Jakarta - Pelaku penyiraman air keras terhadap penyidik Komisi Pemberantasan Korupsi (KPK) Novel Baswedan bisa dihukum 7 tahun penjara. Hal tersebut diterangkan oleh Pengamat Hukum Pidana Fachrizal Afandi saat ditanya pendapatnya menyoal kasus tersebut.
Bisa (diterapkan Pasal) 353 KUHP soal penganiayaan yang mengakibatkan luka berat, maksimal 7 tahun penjara.
Fachrizal menambahkan, begitupun dengan dalang utama peneror Novel, dapat dijerat dengan salah satu pasal yang terdapat di Kitab Undang-Undang Hukum Pidana (KUHP).
Baca juga: Profil Novel Baswedan, Penyidik Tanpa Kompromi KPK
"Bisa (diterapkan Pasal) 353 KUHP soal penganiayaan yang mengakibatkan luka berat, maksimal 7 tahun penjara. Ini termasuk dalangnya, jika memang direncanakan, tidak hanya dua orang itu," kata Fachrizal kepada Tagar, Minggu, 29 Desember 2019.
Fachrizal juga mengomentari kesimpangsiuran teknis kepolisian dalam mengungkap identitas penyerangan terhadap penyidik senior KPK. Apakah prosesnya ditangkap, atau justru kedua pelaku itu yang menyerahkan diri.
Dia berujar, apabila penyerang air keras terhadap Novel menyerahkan diri, maka polisi juga harus menguak alasan dua anggota Polri aktif itu pasrah akan nasibnya, lalu berserah diri ke pihak berwajib.
"Ini pasti kejahatan berencana.
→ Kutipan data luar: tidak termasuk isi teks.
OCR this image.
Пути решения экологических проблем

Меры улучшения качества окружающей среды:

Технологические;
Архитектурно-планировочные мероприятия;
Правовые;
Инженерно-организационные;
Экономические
Penyidik harus menggali motif mereka saat menyerahkan diri. Jangan-jangan ini dilakukan untuk melindungi otak dibalik penyiraman," ucapnya dengan nada tegas.
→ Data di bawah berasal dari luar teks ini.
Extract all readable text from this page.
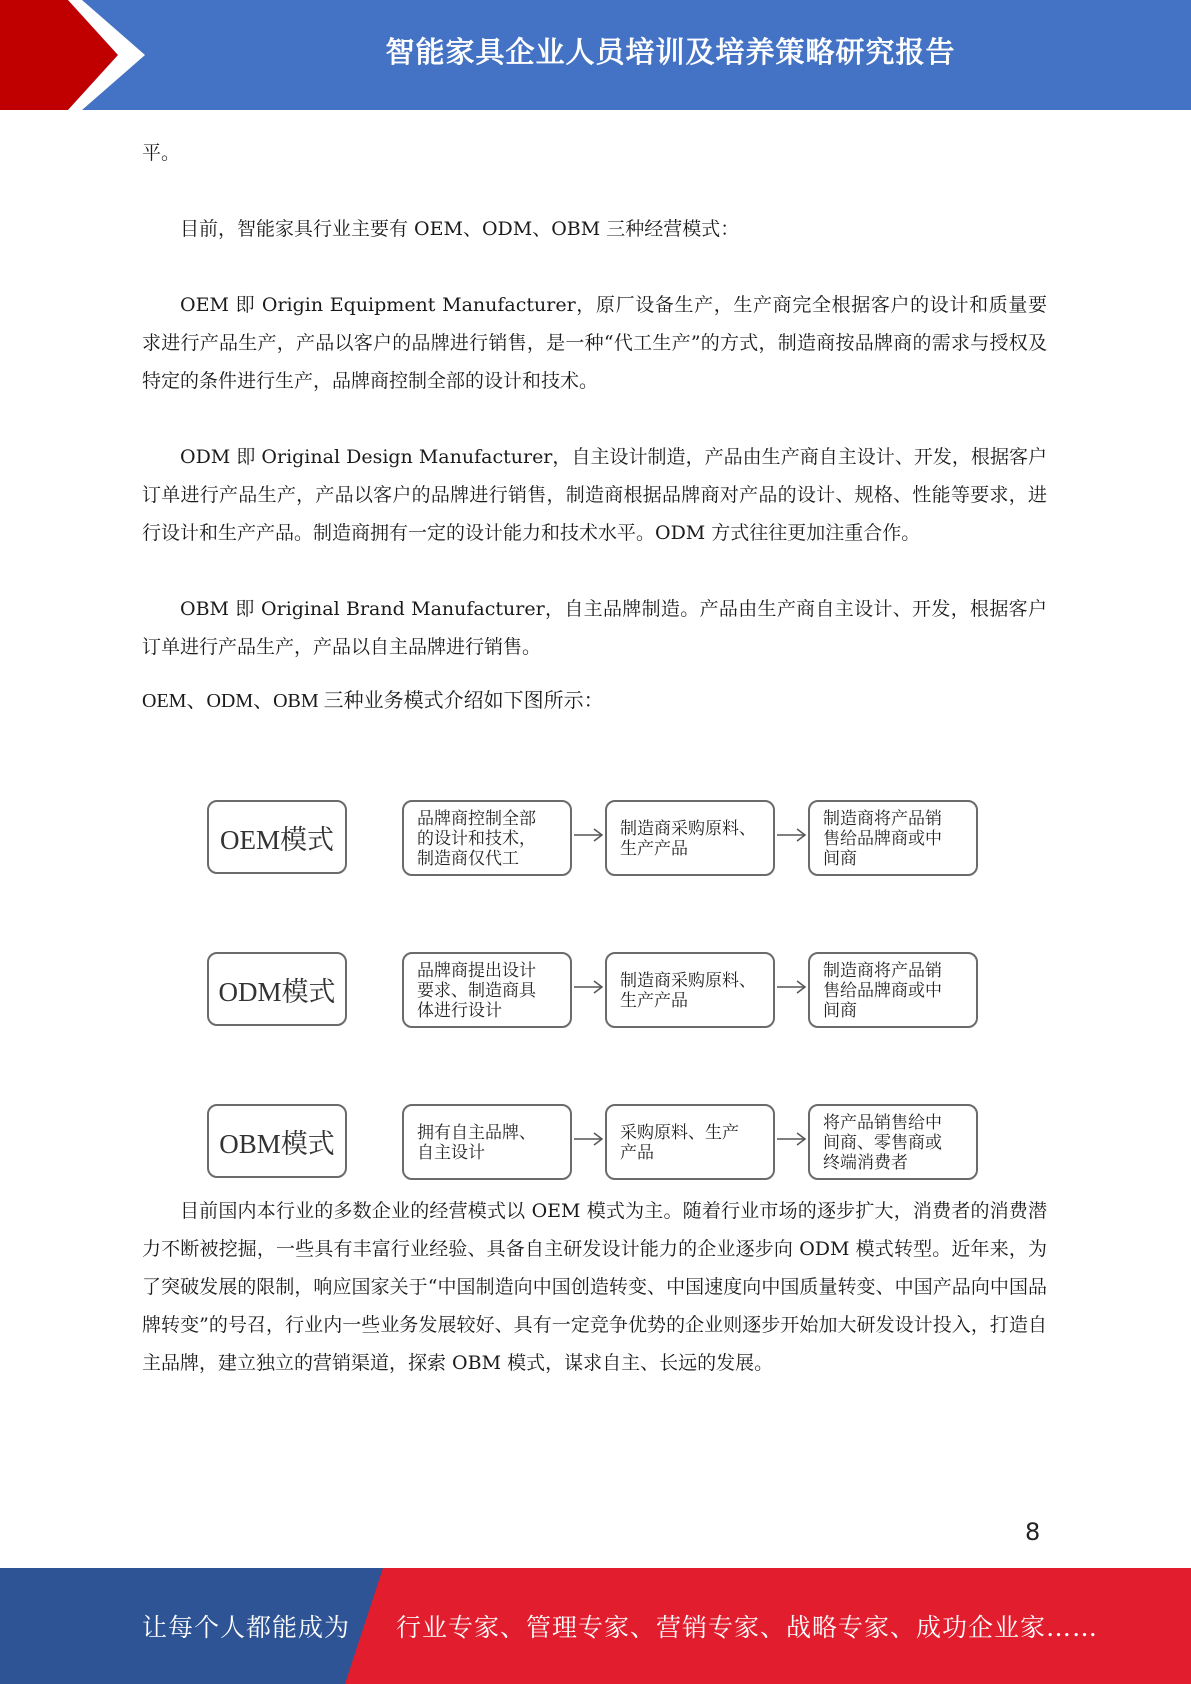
智能家具企业人员培训及培养策略研究报告

平。

目前，智能家具行业主要有 OEM、ODM、OBM 三种经营模式：

OEM 即 Origin Equipment Manufacturer，原厂设备生产，生产商完全根据客户的设计和质量要求进行产品生产，产品以客户的品牌进行销售，是一种“代工生产”的方式，制造商按品牌商的需求与授权及特定的条件进行生产，品牌商控制全部的设计和技术。

ODM 即 Original Design Manufacturer，自主设计制造，产品由生产商自主设计、开发，根据客户订单进行产品生产，产品以客户的品牌进行销售，制造商根据品牌商对产品的设计、规格、性能等要求，进行设计和生产产品。制造商拥有一定的设计能力和技术水平。ODM 方式往往更加注重合作。

OBM 即 Original Brand Manufacturer，自主品牌制造。产品由生产商自主设计、开发，根据客户订单进行产品生产，产品以自主品牌进行销售。

OEM、ODM、OBM 三种业务模式介绍如下图所示：

目前国内本行业的多数企业的经营模式以 OEM 模式为主。随着行业市场的逐步扩大，消费者的消费潜力不断被挖掘，一些具有丰富行业经验、具备自主研发设计能力的企业逐步向 ODM 模式转型。近年来，为了突破发展的限制，响应国家关于“中国制造向中国创造转变、中国速度向中国质量转变、中国产品向中国品牌转变”的号召，行业内一些业务发展较好、具有一定竞争优势的企业则逐步开始加大研发设计投入，打造自主品牌，建立独立的营销渠道，探索 OBM 模式，谋求自主、长远的发展。

OEM模式
品牌商控制全部
的设计和技术，
制造商仅代工
制造商采购原料、
生产产品
制造商将产品销
售给品牌商或中
间商
ODM模式
品牌商提出设计
要求、制造商具
体进行设计
制造商采购原料、
生产产品
制造商将产品销
售给品牌商或中
间商
OBM模式	拥有自主品牌、
自主设计
采购原料、生产
产品
将产品销售给中
间商、零售商或
终端消费者
8
让每个人都能成为 行业专家、管理专家、营销专家、战略专家、成功企业家……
Fachrizal menekankan keduanya adalah polisi aktif. Sehingga, kecurigaan adanya keterlibatan petinggi Polri dalam kasus tersebut sulit ditepis. Itu pun belum ditambah menguapnya kasus ini lebih dari dua tahun.
Baca juga: Kasus Novel Baswedan, Fadli Zon Cecar Dalangnya
"Apalagi penanganan perkara ini berlarut-larut. Seolah-olah ada fakta yang disembunyikan polisi," tuturnya.
Polri pada akhirnya menetapkan terduga dua pelaku berinisial RM dan RB yang menyiram air keras ke wajah Novel Baswedan. Penetapan tersebut membayar penantian panjang, nyaris 1.000 hari sejak peristiwa penyerangan terjadi.
Aksi teror terhadap Novel terjadi pada 11 April 2017, seusai sepupu Gubernur DKI Jakarta Anies Baswedan tersebut melaksanakan salat subuh di dekat rumahnya, di daerah Kelapa Gading, Jakarta Utara. []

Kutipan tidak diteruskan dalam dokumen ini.